As a former housemate, Andrew McCullough saw it all.

Literally.

"Where do you want me to start?" was McCullough's response when asked for his best Dave Taylor story from their time together at the Broncos almost a decade ago.

"Ping pong nude against him.

"Should I keep going?

"His breathing before his nose job?"

Given that he weighs in at 131 kilograms, tales of his eating prowess have also become legendary.

"Dave's favourite meal for a while was a full loaf of bread, a full chook and a bottle of tomato sauce and whenever he finished the chicken bones he used to put them down the side of the couch," McCullough revealed.

"You can imagine what Dave was like as a housemate."

When he joined the Broncos on a scholarship whilst attending St Brendan's College in Yeppoon Taylor would regularly travel down to Brisbane for camps and astound fellow attendees with his food intake.

"Every time he'd come we'd have to wait for Dave and have extra food on the table," remembers current Broncos skipper Darius Boyd, who debuted in the same year as Taylor in 2006.

"He'd always be eating way more than he probably should have been but he was just a beast. He's a guy that has a six-pack and weighs 125 kilos; he's just a freak of nature."

Broncos half Ben Hunt was a teammate of Taylor's in schoolboy footy with St Brendan's and said it was hard to pull an enormous front-rower into line who would more often than not pull off whatever ridiculous skill he was in the mood to try that day.

"He could probably run over anyone he wanted to at school but he tried to chip-chase over them, throw cut-out passes," Hunt recalled.

"Sometimes he was the best player in the world to play with at school and the next week you'd be cursing him for throwing passes over the sideline.

"Back then I didn't really want to yell at him too many times because of the size that he was but you had to pull him into line sometimes.

"Half the things he did he was pulling off. He'd chip-case and regather, he was just a really good talent and backed his ability at school."

All three Broncos speak of Taylor in affectionate tones and as fans we are fascinated the now 28-year-old not purely because of the extraordinary physical gifts he was born with but by the child-like way he approaches his footy.

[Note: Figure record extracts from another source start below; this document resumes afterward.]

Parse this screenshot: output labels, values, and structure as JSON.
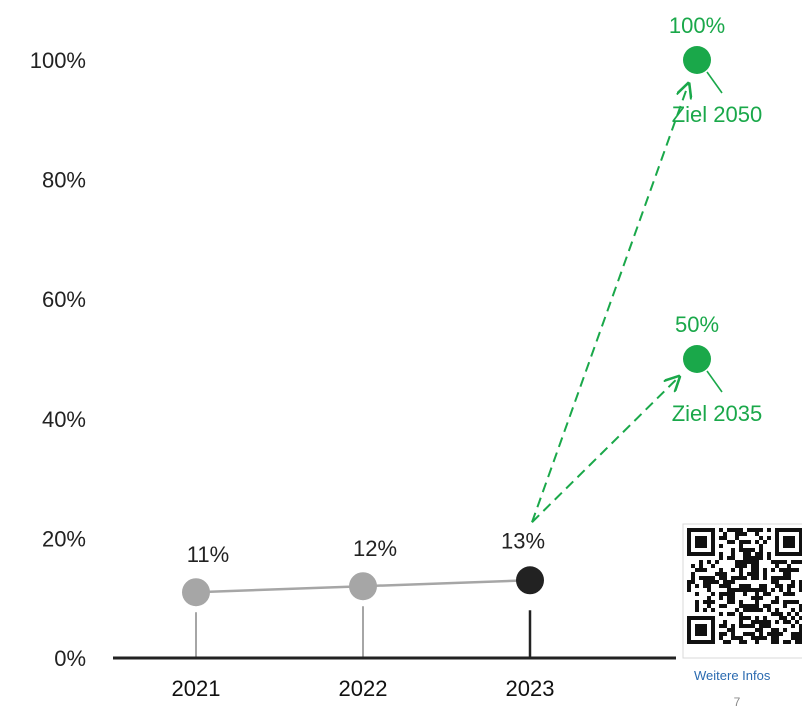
{
  "chart_data": {
    "type": "line",
    "categories": [
      "2021",
      "2022",
      "2023"
    ],
    "values": [
      11,
      12,
      13
    ],
    "value_labels": [
      "11%",
      "12%",
      "13%"
    ],
    "ylim": [
      0,
      100
    ],
    "yticks": [
      "0%",
      "20%",
      "40%",
      "60%",
      "80%",
      "100%"
    ],
    "grid": false,
    "goals": [
      {
        "label": "Ziel 2035",
        "value": 50,
        "value_label": "50%"
      },
      {
        "label": "Ziel 2050",
        "value": 100,
        "value_label": "100%"
      }
    ],
    "colors": {
      "history": "#a6a6a6",
      "current": "#222222",
      "goal": "#1aa84a",
      "axis": "#222222"
    }
  },
  "qr": {
    "caption": "Weitere Infos"
  },
  "page_number": "7"
}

In the professional era Taylor treats training and high-pressure NRL contests like they are pick-up games with his mates after school where an intercept or three-man cut-out pass is infinitely more interesting than getting to the end of a mythical set.

As coaches such as Wayne Bennett, Michael Maguire, John Cartwright and Neil Henry spoke to Taylor about something serious such as defence during a training session, you could see 'Big Dave' thinking about potting a field goal from halfway as soon as they finished saying whatever it was they were talking about.

And when they did, he'd turn around and kick a towering drop goal from almost any point on the field.

His return to the NRL with the Raiders last Sunday garnered widespread interest because of the enigma that he is and when he plays at Suncorp Stadium against the Broncos on Friday night it will be just shy of 11 years since he first entered the NRL with Brisbane as a 17-year-old in 2006.

After stints with Brisbane, South Sydney and Gold Coast Taylor's NRL tenure appeared over when he signed with Super League's Catalans Dragons for the 2016 season and any return to top flight footy seemed even less likely when he was released by the French club one year into a two-year deal.

Only a chance meeting with Raiders coach Ricky Stuart at Sydney airport reignited a small flame of hope for an NRL lifeline and after a pre-season of no promises and working at a Canberra hotel, Taylor's return was rubber-stamped.

"Everyone talks about his talent but he needs to channel things like ball control and penalties in his game and once again he could be anything. But that's up to Dave and the hard work that he's put in," said McCullough.

"He had to figure that out for himself and that will show in the next six months whether he's done that or not."

Adds Boyd: "When you come back from off-field dramas or a serious injury you realise how lucky you are to play the game and how much you have at your feet.

"Sometimes you probably take it for granted and hopefully for Dave's sake he sees it that way. That he's got another chance at a great club in Canberra and the world is at his feet.

"He's still young enough to do some damage in the game and he's got all the attributes so I'm sure he'll take that opportunity."

For Hunt, sharing the field again with his old mate from St Brendan's will be a reunion he thought he might never have again.

"To be honest I didn't think he would have come back," Hunt said.

"I thought he would have probably finished his career over there and we would never have seen him again but I'm really excited to see him back.

"I'm really happy for him and I hope he can keep his head down, work hard and make something of it."